Hence, he said the current red hot inflation, barring the one-off effects coming from rupee float and the administered price adjustments cannot be tamped down by conventional tools like raising interest rates as higher prices is the result of disruptions to supply chains and slowdown in production.  

“The problem we face at present is the decline in supply in the country. The main reason for the hotter prices is the lack of dollars in the country and the lack of sufficient production,” Professor Uthumange said. 


“If production increases, we can solve this problem. If we get dollars, we can solve this issue. Everyone must understand the true reason behind what caused higher inflation. If we try to solve the inflation and dollar shortage by instituting orthodox policies, without trying to understand the true causes of what caused higher prices, it could lead to so many unintended anomalies,” he told a recent TV debate. 


The current Central Bank Governor Dr. Nandalal Weerasinghe in a change of language from a month ago acknowledged last week that the current inflation, barring the rupee float effects, cannot be tempered by raising interest rates as it is supply driven rather than demand pushed. 


Sri Lankans didn’t enter an economic hard landing in March as a result of lavish spending on stuff leading up to it, but due to supply squeeze caused by the dollar shortage precipitated by the global commodities price inflation, supply chain disruptions, and the Russia’s invasion of Ukraine on February 24 which further pushed global energy and other prices through the roof.


But, the authorities are equally or more at fault for taking all the wrong economic policy decisions and constantly lying to the public and doing nothing to minimise the impact on households and businesses.


The then Central Bank Governor Cabraal shrugged off concerns continuously raised on the economy’s health by various parties but never took preemptive measures to contain the crisis. Instead he threw people from frying pan to the fire by badly executing the rupee float on March 7, sending the country into hyperinflation and many millions below poverty line.   


Speaking further Professor Uthumange said cutting imports won’t solve the BoP nor the inflation issues, instead would aggravate the conditions as curtailing imports would have a knock on effect on exports and would have a chain reaction through the micro, small and medium-sized enterprises. 


“Our consumption imports are only 14 percent of the total imports, but the bulk is intermediate and investment goods.

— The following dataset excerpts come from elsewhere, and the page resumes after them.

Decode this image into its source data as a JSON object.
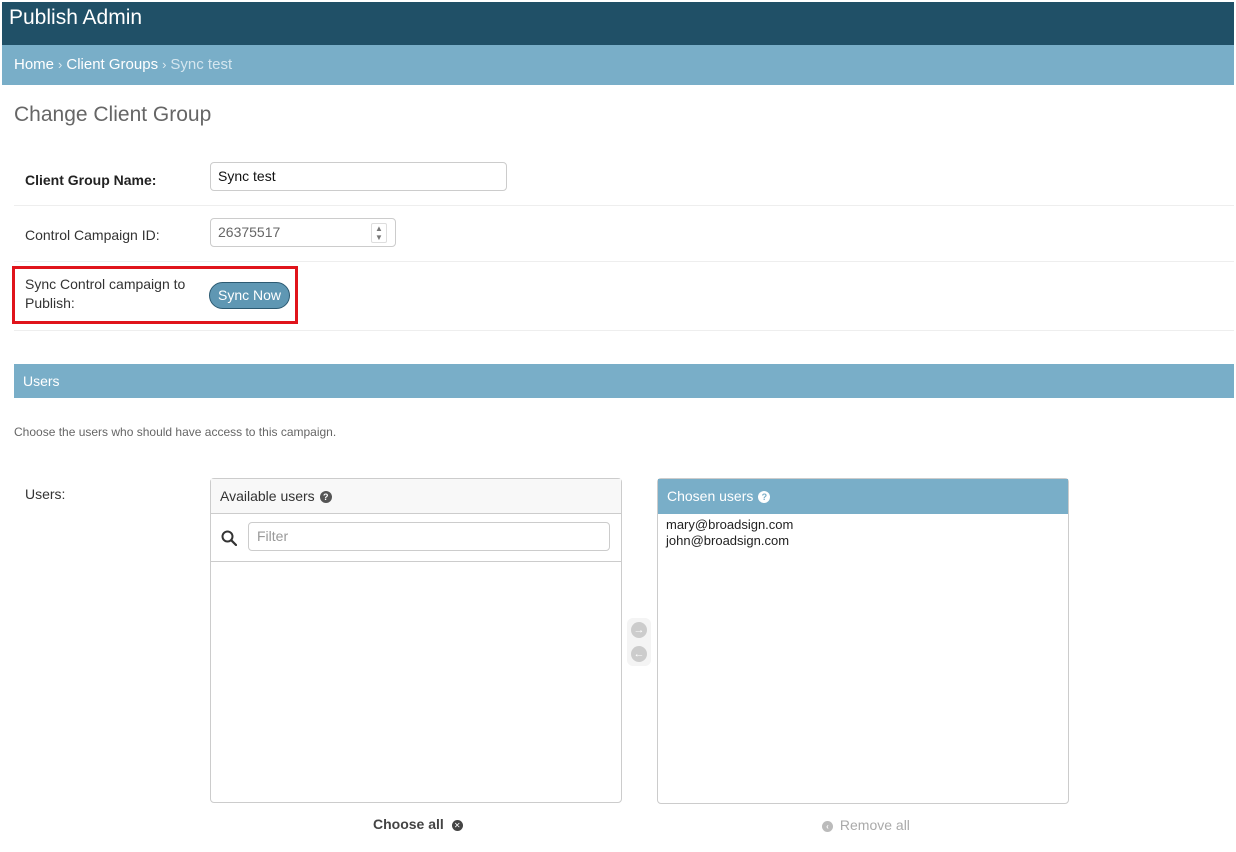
{
  "header": {
    "site_title": "Publish Admin"
  },
  "breadcrumbs": {
    "home": "Home",
    "section": "Client Groups",
    "current": "Sync test",
    "separator": "›"
  },
  "page_title": "Change Client Group",
  "fields": {
    "client_group_name": {
      "label": "Client Group Name:",
      "value": "Sync test"
    },
    "control_campaign_id": {
      "label": "Control Campaign ID:",
      "value": "26375517"
    },
    "sync": {
      "label": "Sync Control campaign to Publish:",
      "button_label": "Sync Now"
    }
  },
  "users_module": {
    "caption": "Users",
    "help_text": "Choose the users who should have access to this campaign.",
    "field_label": "Users:",
    "available": {
      "title": "Available users",
      "filter_placeholder": "Filter",
      "options": []
    },
    "chosen": {
      "title": "Chosen users",
      "options": [
        "mary@broadsign.com",
        "john@broadsign.com"
      ]
    },
    "choose_all": "Choose all",
    "remove_all": "Remove all"
  },
  "colors": {
    "header": "#205067",
    "breadcrumb_bar": "#79aec8",
    "highlight": "#e0141b",
    "button": "#5f97b3"
  },
  "icons": {
    "help": "question-circle-icon",
    "search": "search-icon",
    "add": "arrow-right-icon",
    "remove": "arrow-left-icon"
  }
}
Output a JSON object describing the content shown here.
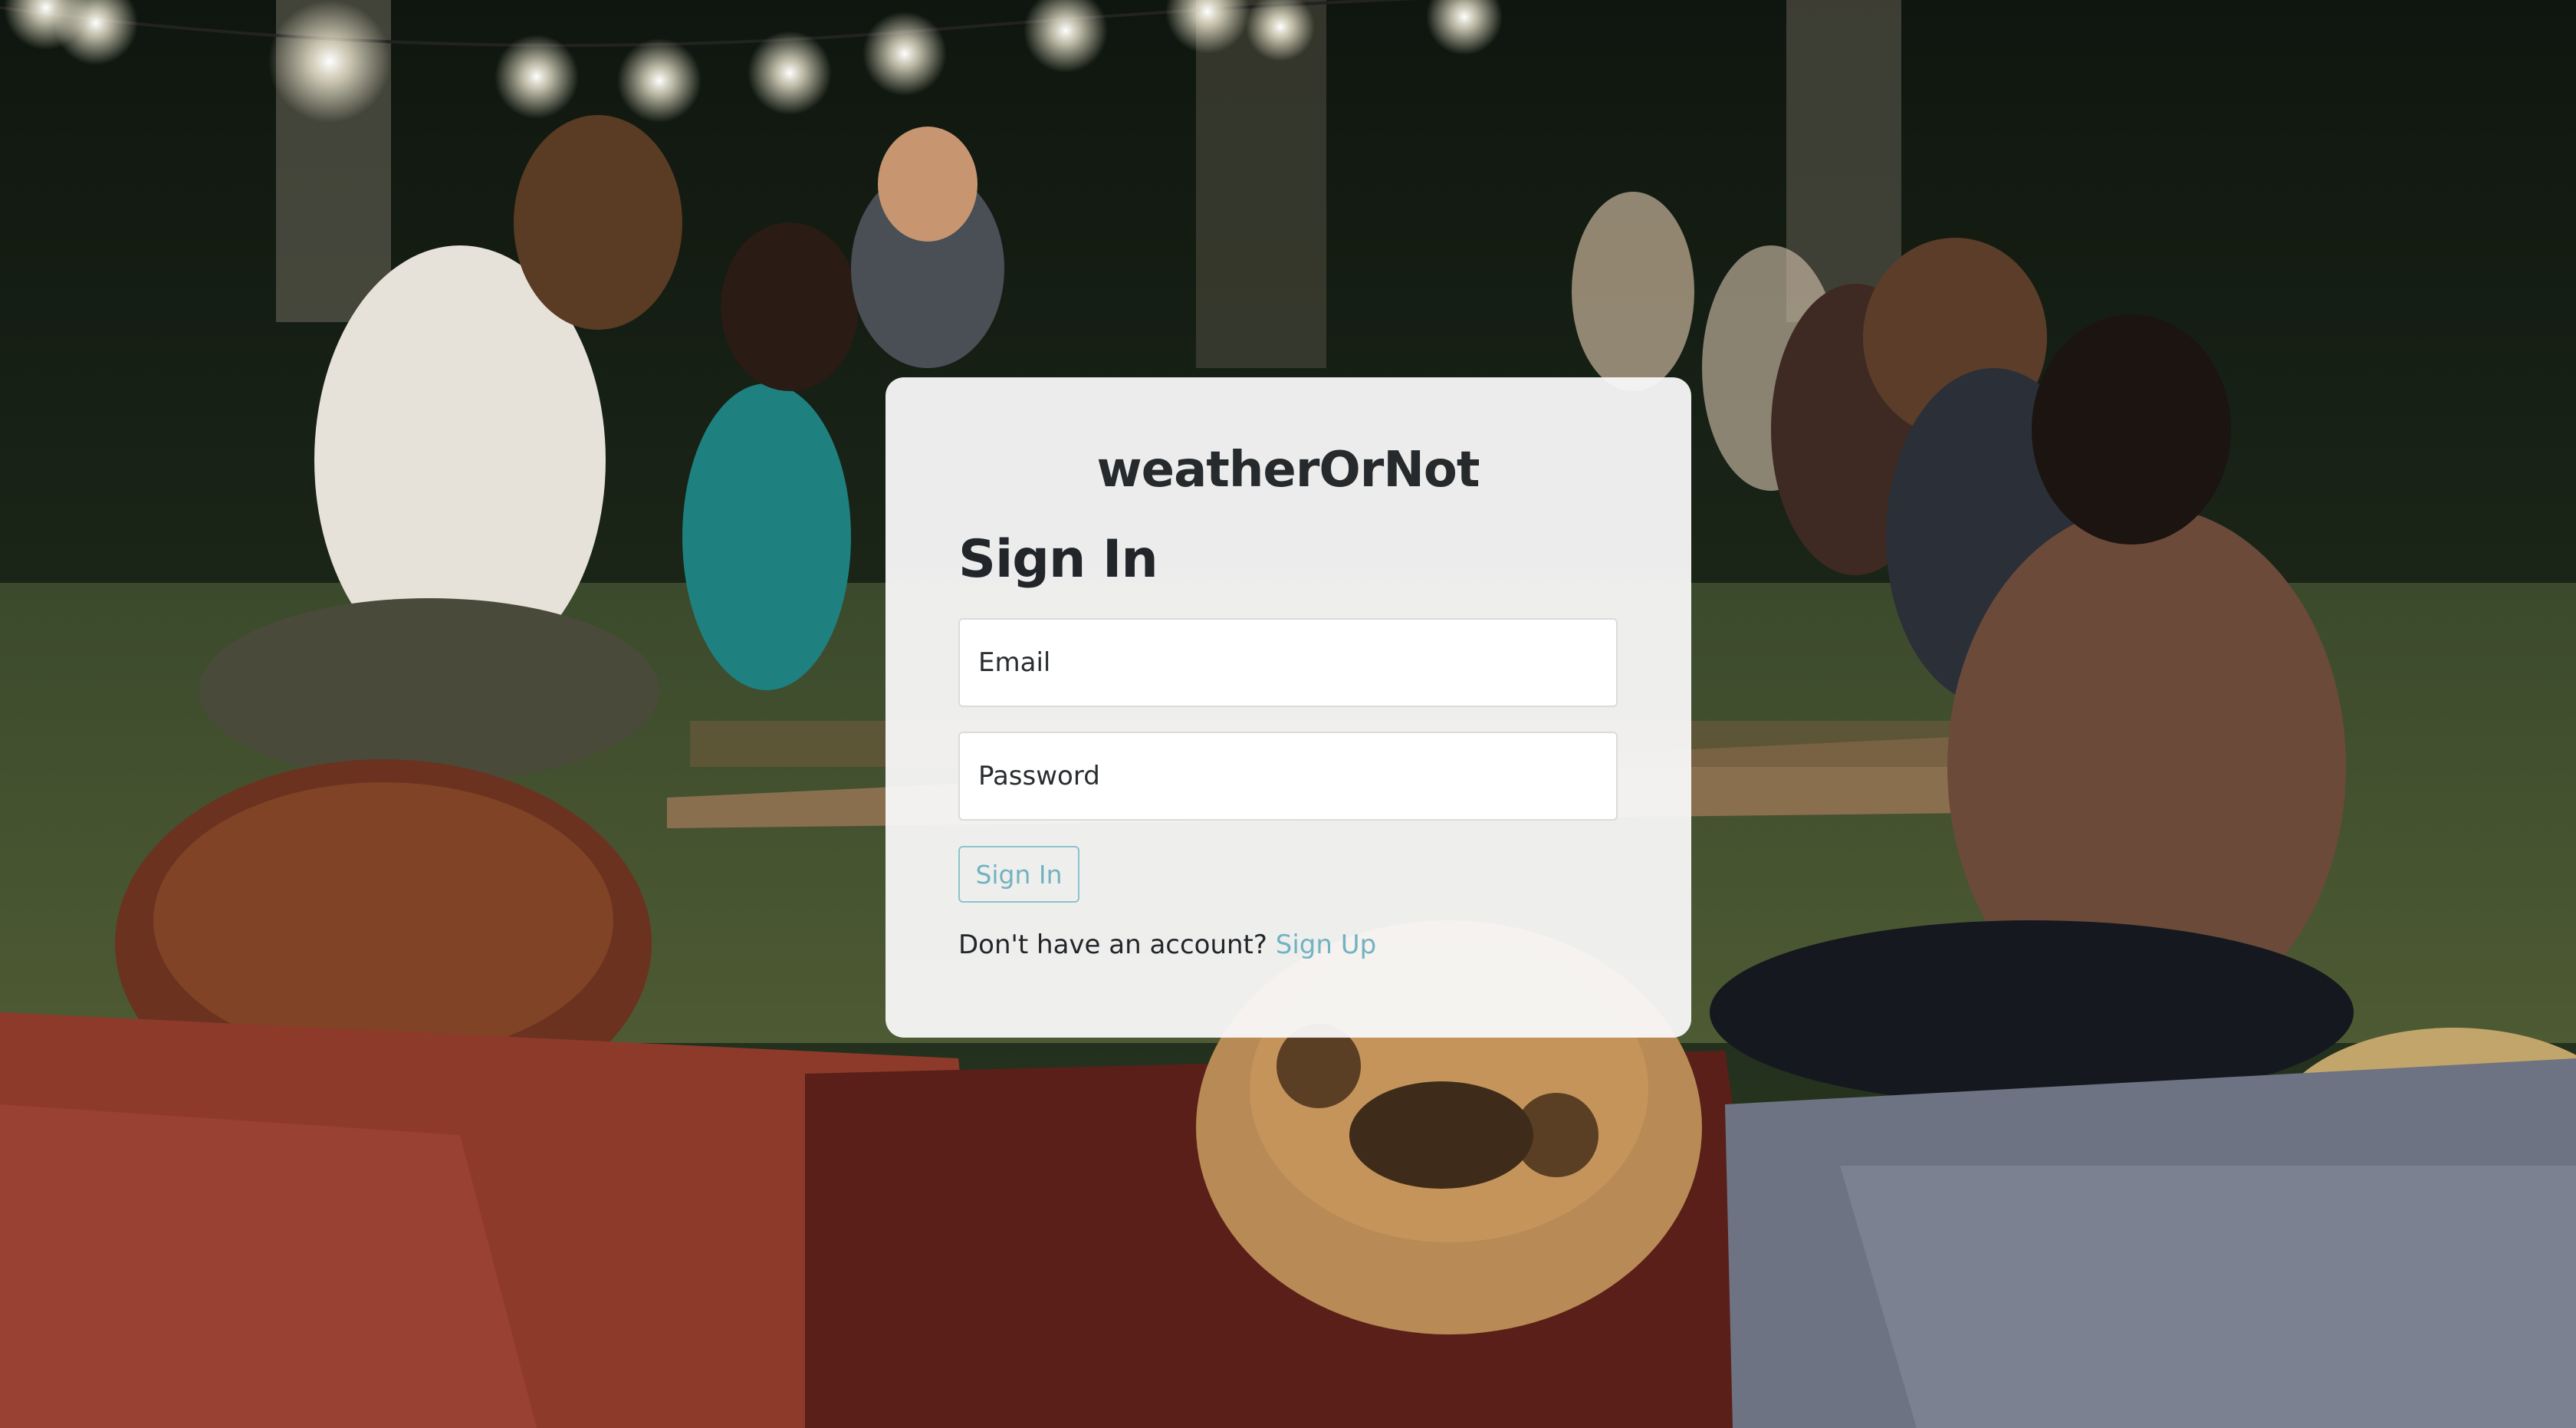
{
  "app": {
    "brand": "weatherOrNot"
  },
  "form": {
    "heading": "Sign In",
    "email_placeholder": "Email",
    "password_placeholder": "Password",
    "submit_label": "Sign In",
    "account_prompt": "Don't have an account?",
    "signup_link": "Sign Up"
  },
  "colors": {
    "accent": "#72b3bf",
    "text": "#22262a",
    "card_background": "#f8f8f8"
  }
}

And if the latter two stops, it will deal a lethal blow to our production industries and export industries,” he explained. 


Hence, he said the country must reduce the interest rates and bring down the dollar/rupee exchange rate back to where it was in order to prop production and ensure that our exports remain competitive in the global marketplace. 
A significantly weaker rupee against the dollar makes the input costs of exports expensive and thereby makes them uncompetitive in the global market.